All three of us lived on the same corridor in first year, but in second year we got even closer as Jake and I lived right next door to each other. I’d be up first in the mornings, because of rowing or because I’d left my curtains open and the light had woken me up. I’d make a coffee and toast two hot cross buns, then prop my door open and sit working or reading at my desk. An hour later, when Jake opened his door, he’d see me and he’d slide in, a lopsided smile on his face, hair triangular, as it always was in the mornings before he’d had a chance to get in the shower. I’d stick one arm out towards him and he’d give me a hug or pat me on the head.

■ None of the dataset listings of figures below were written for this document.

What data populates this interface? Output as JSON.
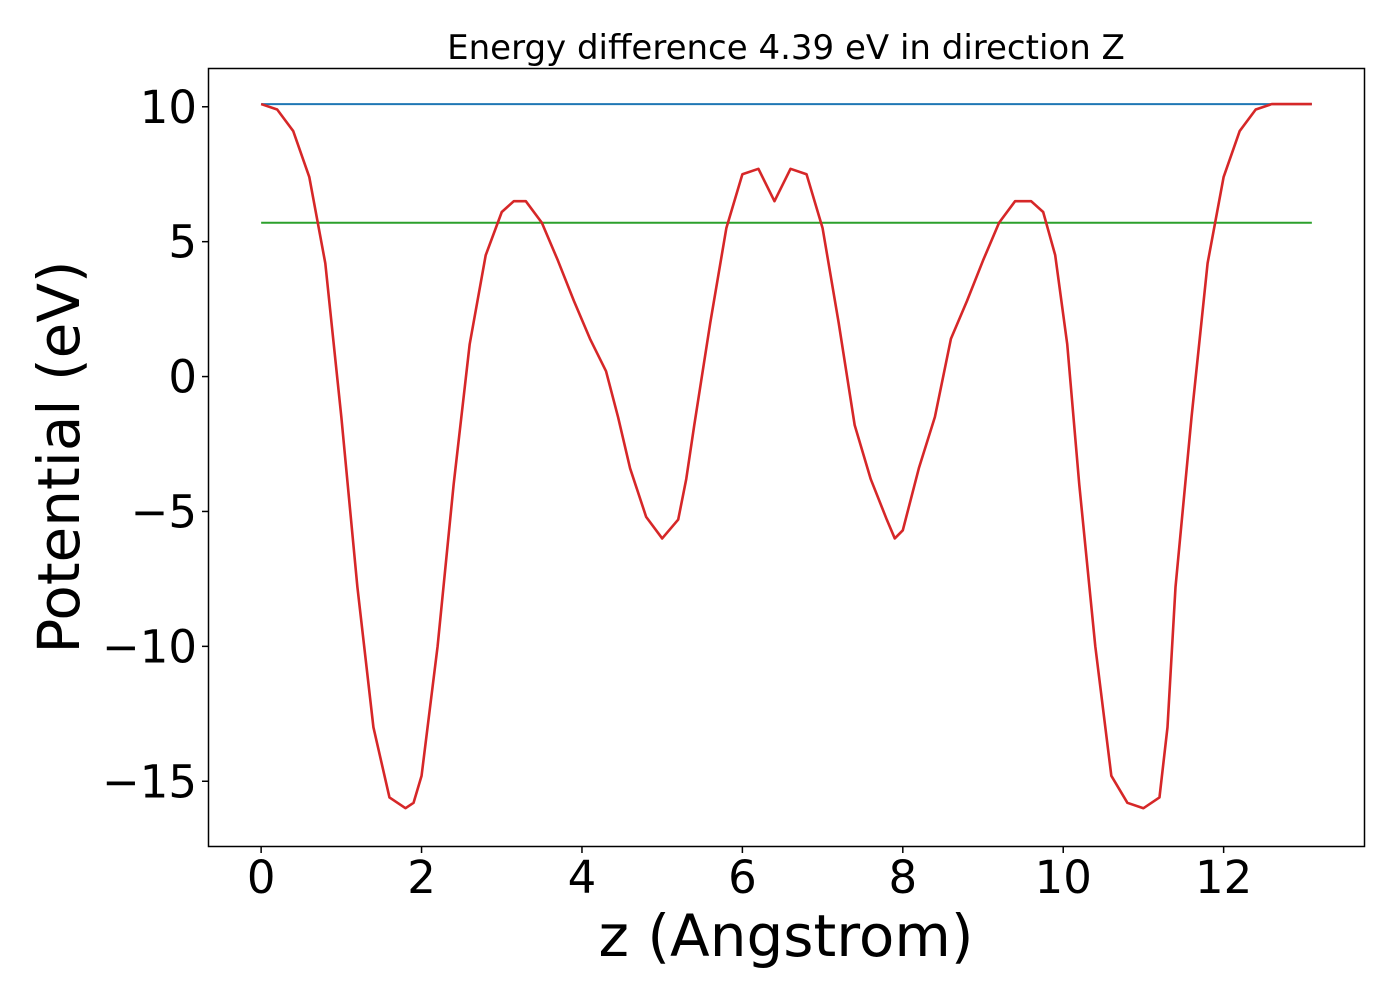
{
  "chart_data": {
    "type": "line",
    "title": "Energy difference 4.39 eV in direction Z",
    "xlabel": "z (Angstrom)",
    "ylabel": "Potential (eV)",
    "xlim": [
      -0.65,
      13.75
    ],
    "ylim": [
      -17.4,
      11.4
    ],
    "xticks": [
      0,
      2,
      4,
      6,
      8,
      10,
      12
    ],
    "xtick_labels": [
      "0",
      "2",
      "4",
      "6",
      "8",
      "10",
      "12"
    ],
    "yticks": [
      10,
      5,
      0,
      -5,
      -10,
      -15
    ],
    "ytick_labels": [
      "10",
      "5",
      "0",
      "−5",
      "−10",
      "−15"
    ],
    "grid": false,
    "legend": false,
    "series": [
      {
        "color": "#d62728",
        "x": [
          0,
          0.2,
          0.4,
          0.6,
          0.8,
          1.0,
          1.2,
          1.4,
          1.6,
          1.8,
          1.9,
          2.0,
          2.2,
          2.4,
          2.6,
          2.8,
          3.0,
          3.15,
          3.3,
          3.5,
          3.7,
          3.9,
          4.1,
          4.3,
          4.45,
          4.6,
          4.8,
          5.0,
          5.2,
          5.3,
          5.4,
          5.6,
          5.8,
          6.0,
          6.2,
          6.4,
          6.6,
          6.8,
          7.0,
          7.2,
          7.4,
          7.6,
          7.8,
          7.9,
          8.0,
          8.2,
          8.4,
          8.6,
          8.8,
          9.0,
          9.2,
          9.4,
          9.6,
          9.75,
          9.9,
          10.05,
          10.2,
          10.4,
          10.6,
          10.8,
          11.0,
          11.2,
          11.3,
          11.4,
          11.6,
          11.8,
          12.0,
          12.2,
          12.4,
          12.6,
          12.8,
          13.0,
          13.1
        ],
        "y": [
          10.1,
          9.9,
          9.1,
          7.4,
          4.2,
          -1.5,
          -7.8,
          -13.0,
          -15.6,
          -16.0,
          -15.8,
          -14.8,
          -10.0,
          -4.0,
          1.2,
          4.5,
          6.1,
          6.5,
          6.5,
          5.7,
          4.3,
          2.8,
          1.4,
          0.2,
          -1.5,
          -3.4,
          -5.2,
          -6.0,
          -5.3,
          -3.8,
          -1.8,
          2.0,
          5.5,
          7.5,
          7.7,
          6.5,
          7.7,
          7.5,
          5.5,
          2.0,
          -1.8,
          -3.8,
          -5.3,
          -6.0,
          -5.7,
          -3.4,
          -1.5,
          1.4,
          2.8,
          4.3,
          5.7,
          6.5,
          6.5,
          6.1,
          4.5,
          1.2,
          -4.0,
          -10.0,
          -14.8,
          -15.8,
          -16.0,
          -15.6,
          -13.0,
          -7.8,
          -1.5,
          4.2,
          7.4,
          9.1,
          9.9,
          10.1,
          10.1,
          10.1,
          10.1
        ]
      },
      {
        "color": "#1f77b4",
        "x": [
          0,
          13.1
        ],
        "y": [
          10.1,
          10.1
        ]
      },
      {
        "color": "#2ca02c",
        "x": [
          0,
          13.1
        ],
        "y": [
          5.7,
          5.7
        ]
      }
    ]
  }
}
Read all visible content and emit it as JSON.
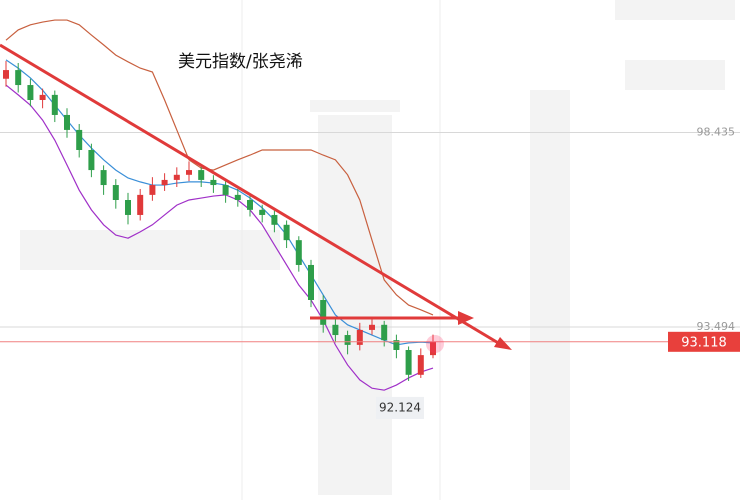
{
  "chart_data": {
    "type": "candlestick",
    "title": "美元指数/张尧浠",
    "ylim": [
      89.1,
      101.8
    ],
    "yticks": [
      98.435,
      93.494
    ],
    "grid": true,
    "up_color": "#e0393a",
    "down_color": "#2e9e4a",
    "open": [
      99.8,
      100.02,
      99.64,
      99.26,
      99.39,
      98.88,
      98.5,
      97.99,
      97.48,
      97.1,
      96.72,
      96.34,
      96.85,
      97.1,
      97.23,
      97.36,
      97.48,
      97.23,
      97.1,
      96.85,
      96.72,
      96.47,
      96.34,
      96.09,
      95.7,
      95.07,
      94.18,
      93.55,
      93.29,
      93.04,
      93.42,
      93.55,
      93.16,
      92.91,
      92.28,
      92.78
    ],
    "high": [
      100.25,
      100.2,
      99.8,
      99.55,
      99.5,
      99.05,
      98.65,
      98.15,
      97.6,
      97.25,
      96.9,
      97.0,
      97.3,
      97.4,
      97.55,
      97.7,
      97.6,
      97.35,
      97.2,
      97.0,
      96.85,
      96.6,
      96.45,
      96.2,
      95.8,
      95.2,
      94.3,
      93.7,
      93.4,
      93.6,
      93.75,
      93.65,
      93.3,
      93.0,
      92.95,
      93.3
    ],
    "low": [
      99.6,
      99.45,
      99.1,
      99.05,
      98.7,
      98.3,
      97.8,
      97.3,
      96.85,
      96.5,
      96.1,
      96.2,
      96.7,
      96.95,
      97.05,
      97.2,
      97.05,
      96.9,
      96.65,
      96.55,
      96.3,
      96.15,
      95.9,
      95.5,
      94.9,
      94.0,
      93.35,
      93.1,
      92.8,
      92.9,
      93.3,
      93.0,
      92.7,
      92.124,
      92.2,
      92.7
    ],
    "close": [
      100.02,
      99.64,
      99.26,
      99.39,
      98.88,
      98.5,
      97.99,
      97.48,
      97.1,
      96.72,
      96.34,
      96.85,
      97.1,
      97.23,
      97.36,
      97.48,
      97.23,
      97.1,
      96.85,
      96.72,
      96.47,
      96.34,
      96.09,
      95.7,
      95.07,
      94.18,
      93.55,
      93.29,
      93.04,
      93.42,
      93.55,
      93.16,
      92.91,
      92.28,
      92.78,
      93.118
    ],
    "lines": [
      {
        "color": "#c8603f",
        "values": [
          100.78,
          101.04,
          101.17,
          101.24,
          101.29,
          101.29,
          101.17,
          100.91,
          100.66,
          100.4,
          100.23,
          100.07,
          99.97,
          99.26,
          98.5,
          97.74,
          97.53,
          97.48,
          97.61,
          97.74,
          97.86,
          97.99,
          97.99,
          97.99,
          97.99,
          97.99,
          97.86,
          97.74,
          97.36,
          96.72,
          95.7,
          94.69,
          94.31,
          94.05,
          93.93,
          93.8
        ]
      },
      {
        "color": "#3a8fd8",
        "values": [
          100.28,
          100.07,
          99.82,
          99.51,
          99.13,
          98.75,
          98.37,
          98.04,
          97.74,
          97.48,
          97.28,
          97.18,
          97.1,
          97.1,
          97.15,
          97.18,
          97.18,
          97.15,
          97.1,
          96.97,
          96.77,
          96.52,
          96.21,
          95.83,
          95.32,
          94.82,
          94.31,
          93.8,
          93.55,
          93.42,
          93.29,
          93.16,
          93.04,
          93.09,
          93.11,
          93.09
        ]
      },
      {
        "color": "#a030c8",
        "values": [
          99.64,
          99.39,
          99.13,
          98.75,
          98.24,
          97.61,
          96.97,
          96.47,
          96.09,
          95.83,
          95.75,
          95.91,
          96.09,
          96.34,
          96.59,
          96.72,
          96.77,
          96.82,
          96.85,
          96.72,
          96.47,
          96.09,
          95.58,
          95.07,
          94.56,
          94.18,
          93.67,
          93.04,
          92.53,
          92.15,
          91.94,
          91.89,
          92.02,
          92.2,
          92.35,
          92.45
        ]
      }
    ]
  }
}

My favourite smell in the morning, between the hours of nine and eleven, aside from bacon, or perhaps cinnamon pastries, is Jake’s white pyjama T-shirt, the one with the green and yellow logo on the front. It reminds me that on good days and on bad days, Jake will be there to check that I’m okay and to eat Shreddies in the adjacent room. I feel the same about Harry. Most days, for two years, we’d stand side by side pushing bread into the toaster. Harry is comforting, like putting on a warm coat for the first time since the previous winter, or walking through the front door after a long time away.

“Sometimes to love someone is to let them be separate from you”

However, this year, when we are in Wales again, on a group holiday, things are different. We don’t climb the mountain this time. The three of us have grown close to new people and walked down different paths. We have all moved on. Upstairs one afternoon, getting changed after a day at the beach, I hear them downstairs, laughing with our other friends. At first I swell with a feeling of fondness. The sound of their happiness makes me happy and, while I am not part of it, their laughter makes me feel full. But then I am struck with an acute panic. I am overwhelmed by the realisation that I will never get this moment again. All three of us are getting older, further apart from each other, and this scares me more than anything else.

Even now, only weeks later, trying to relive this time again, this moment of togetherness, is like picking at a scab. Scabs are for healing, they cover wounds and help us recover. To dig beneath it to the raw red fleshy part is to be in pain on purpose. It’s a sort of dull aching feeling, like there is something missing. I read once that amputees often have an experience of a ghost limb, feeling what is no longer there. Perhaps this is what this feeling is. The sensation of the people that were once a part of me. The feeling of their growing absence.


Mountain View

My first date addiction

However, I am learning that it is possible to hold on too tightly. If I try too hard to stop the people I care about from changing shape, I will push them further away from me, to somewhere they have room to grow and be themselves in ways that are shiny and new. Sometimes to love someone is to let them be separate from you. It involves releasing them from your grip, knowing that they will come back anyway.

I know now that to preserve my relationships with these boys I don’t have to be around them all the time. This was my mistake. I don’t have to live next to them, or down the hallway, or even in the same city, when the time comes for us to move away from Cambridge. As long as they are happy, and they know that I am ready to drop everything if that changes, we’ll be okay. That’s what is important.